GBP/JPY Price Forecast: Technical Outlook
Current price trends indicate that the pair remains stable as traders exhibit caution regarding further GBP/JPY appreciation, largely due to uncertainties about potential intervention in USD/JPY by Japanese officials. If they perceive the yen as being too weak, intervention could lead to significant shifts, prompting the yen to strengthen against most G8 currencies.
As a result, GBP/JPY has seen a consistent, albeit restrained, upward trajectory, failing thus far to surpass the cycle peak of 215.61 reached on June 5. The momentum, reflected in the Relative Strength Index (RSI), has shifted slightly, yet still leans toward potential increases, a sign of market indecision.
If GBP/JPY surpasses the June 10 peak of 215.24, the next target would be the June 5 high of 215.61, followed by the year’s high of 216.60.
On the flip side, if GBP/JPY dips below the convergence of the 20-day and 50-day simple moving averages (SMA) in the 214.23-214.10 range, it could pave the way to 214.00. Should it fall further, the swing low from June 8 at 212.93 and the 100-day SMA at 212.67 also come into play.
GBP/JPY Price Chart – Daily
Frequently asked questions about the Japanese Yen
The Japanese Yen (JPY) is among the most traded currencies globally. Its valuation is influenced by trends within Japan’s economy and factors such as the policies of the Bank of Japan, the yield differences between Japanese and U.S. bonds, and the risk sentiment among traders.

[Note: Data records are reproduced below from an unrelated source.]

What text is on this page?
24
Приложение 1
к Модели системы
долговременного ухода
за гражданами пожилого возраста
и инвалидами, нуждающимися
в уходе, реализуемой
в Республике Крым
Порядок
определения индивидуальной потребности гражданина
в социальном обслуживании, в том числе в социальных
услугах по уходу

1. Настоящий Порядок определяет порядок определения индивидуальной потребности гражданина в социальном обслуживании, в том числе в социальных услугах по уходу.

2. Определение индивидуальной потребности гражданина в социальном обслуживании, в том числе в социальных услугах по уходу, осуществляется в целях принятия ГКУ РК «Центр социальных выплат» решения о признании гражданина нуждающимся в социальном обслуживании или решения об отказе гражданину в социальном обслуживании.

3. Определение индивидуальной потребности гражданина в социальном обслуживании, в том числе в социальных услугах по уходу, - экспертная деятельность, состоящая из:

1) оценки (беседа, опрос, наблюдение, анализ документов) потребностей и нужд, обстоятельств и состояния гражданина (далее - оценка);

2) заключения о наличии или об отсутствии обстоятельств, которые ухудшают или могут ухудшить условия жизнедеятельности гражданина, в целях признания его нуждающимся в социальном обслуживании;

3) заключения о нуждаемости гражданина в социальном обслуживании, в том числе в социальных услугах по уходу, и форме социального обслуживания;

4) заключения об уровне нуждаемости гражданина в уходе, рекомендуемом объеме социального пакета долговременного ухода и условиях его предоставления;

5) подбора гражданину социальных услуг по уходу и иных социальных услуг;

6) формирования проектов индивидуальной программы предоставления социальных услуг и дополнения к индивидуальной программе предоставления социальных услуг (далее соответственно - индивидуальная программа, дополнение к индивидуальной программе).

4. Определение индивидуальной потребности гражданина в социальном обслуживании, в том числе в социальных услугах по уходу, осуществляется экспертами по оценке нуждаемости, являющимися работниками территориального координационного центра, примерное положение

The Bank of Japan plays a crucial role in managing exchange rates, often influencing the yen’s trends. While the bank sometimes intervenes directly in currency markets—usually to devalue the yen—it does so infrequently due to political sensitivities. The bank’s ultra-loose policy from 2013 to 2024 contributed to a policy divergence that resulted in a weaker yen against major currencies, although recent steps toward easing this aggressive stance have begun to provide some support.
In the last decade, the Bank of Japan’s commitment to ultra-easy monetary policy has widened its differences from other central banks, particularly the US Federal Reserve. This led to a notable gap between U.S. and Japanese 10-year bond yields, favoring the dollar. However, with the Bank of Japan’s gradual shift away from this policy in 2024, along with interest rate cuts from other significant central banks, this gap is now narrowing.
The Japanese yen is often viewed as a safe haven. Consequently, during periods of market stress, investors tend to flock to the yen, expecting it to be a reliable and stable investment. In turbulent times, this usually boosts the yen’s value against riskier currencies.